El enfoque dietético preventivo contra enfermedades oncológicas pasa por eliminar los picos de glucosa en sangre: reduce al mínimo los cereales refinados y el almidón, y basa la dieta en proteína animal de calidad, grasas saludables y verduras de bajo índice glucémico. Agua fresca siempre disponible completa esta estrategia nutricional.
Consejos de adiestramiento positivo para un Galgo Español equilibrado
El Galgo Español responde muy bien al refuerzo positivo gracias a su sensibilidad innata. Los gritos o castigos generan bloqueo emocional y apatía, justo lo contrario de lo que buscas. Usa siempre recompensas de alto valor, como trocitos de pollo o salchichón de pavo, para captar su atención y reforzar cada acierto.
La socialización desde cachorro debe ser gradual y sin presiones. Un galgo sobreestimulado se retrae y puede asociar el miedo a situaciones nuevas. Presenta personas, perros y entornos de forma breve y positiva, dejando que él marque el ritmo. Así construyes una base de confianza sólida para toda su vida.

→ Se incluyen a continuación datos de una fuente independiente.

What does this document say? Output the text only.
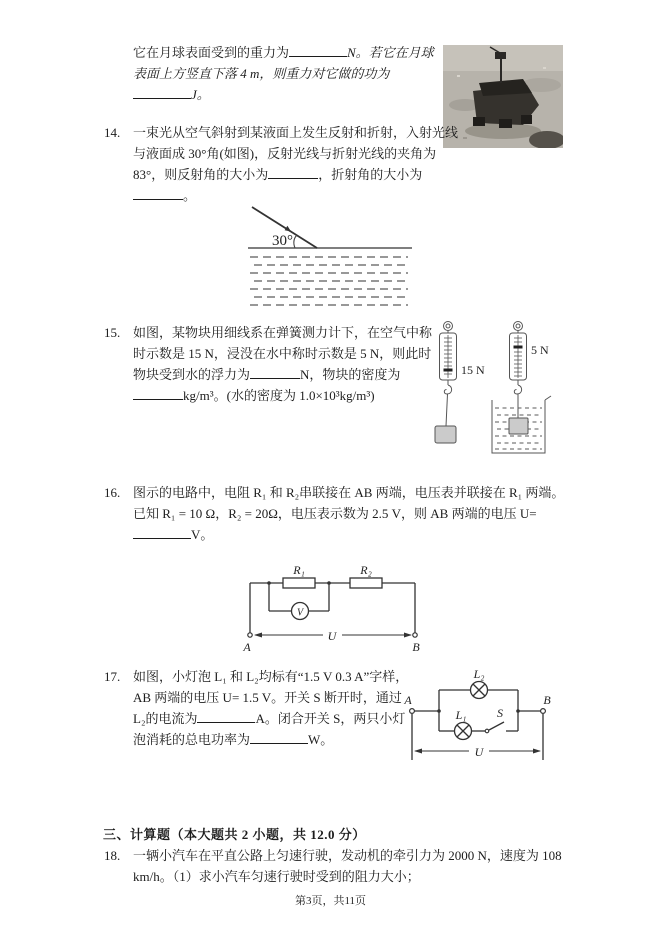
它在月球表面受到的重力为	N。若它在月球表面上方竖直下落 4 m，则重力对它做的功为J。
14. 一束光从空气斜射到某液面上发生反射和折射，入射光线与液面成 30°角(如图)，反射光线与折射光线的夹角为 83°，则反射角的大小为	，折射角的大小为。
30°
15. 如图，某物块用细线系在弹簧测力计下，在空气中称时示数是 15 N，浸没在水中称时示数是 5 N，则此时物块受到水的浮力为	N，物块的密度为kg/m³。(水的密度为 1.0×10³kg/m³)
15 N
5 N
16. 图示的电路中，电阻 R₁ 和 R₂串联接在 AB 两端，电压表并联接在 R₁ 两端。已知 R₁ = 10 Ω，R₂ = 20Ω，电压表示数为 2.5 V，则 AB 两端的电压 U=V。
R₁	R₂
V
U
A	B
17. 如图，小灯泡 L₁ 和 L₂均标有“1.5 V 0.3 A”字样，AB 两端的电压 U= 1.5 V。开关 S 断开时，通过 L₂的电流为	A。闭合开关 S，两只小灯泡消耗的总电功率为	W。
L₂
L₁	S
A	B
U
三、计算题（本大题共 2 小题，共 12.0 分）
18. 一辆小汽车在平直公路上匀速行驶，发动机的牵引力为 2000 N，速度为 108 km/h。（1）求小汽车匀速行驶时受到的阻力大小；
第3页，共11页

El instinto de persecución está muy arraigado en esta raza, pero puedes canalizarlo con juegos estructurados. Practica el "quieto" y la llamada con un señuelo controlado (como un peluche atado a una cuerda) antes de soltarlo en espacios seguros. Refuerza intensamente la vuelta a tu lado para que competir contigo sea más atractivo que perseguir.
Los ejercicios mentales son clave para su equilibrio emocional. Introduce puzzles de olfato y juegos de autocontrol, como esperar antes de comer o buscar objetos escondidos, que aprovechen su inteligencia y su deseo natural de complacerte. Un galgo mentalmente estimulado es un galgo tranquilo.
Las técnicas de adiestramiento positivo específicas para esta raza incluyen el uso del clicker y refuerzos variables. Asocia el sonido del clicker con una recompensa inmediata y moldea conductas complejas como tumbarse quieto o caminar con la correa floja. La clave está en la consistencia: sesiones cortas de 5 a 10 minutos, varias veces al día, para mantener su motivación sin saturarlo.
Asegúrate de que tu galgo tenga siempre una cama acolchada y un espacio cálido en casa. Su escasa capa de grasa corporal lo hace propenso a rozaduras y a sentir el frío con intensidad. Además, necesita al menos una hora diaria de carrera libre en un área vallada para liberar su energía sin riesgo de escapes.
IMPORTANTE: Este artículo tiene carácter exclusivamente informativo y no constituye asesoramiento veterinario, nutricional ni conductual. Cada perro es diferente y solo tu veterinario de confianza puede orientarte sobre sus necesidades concretas.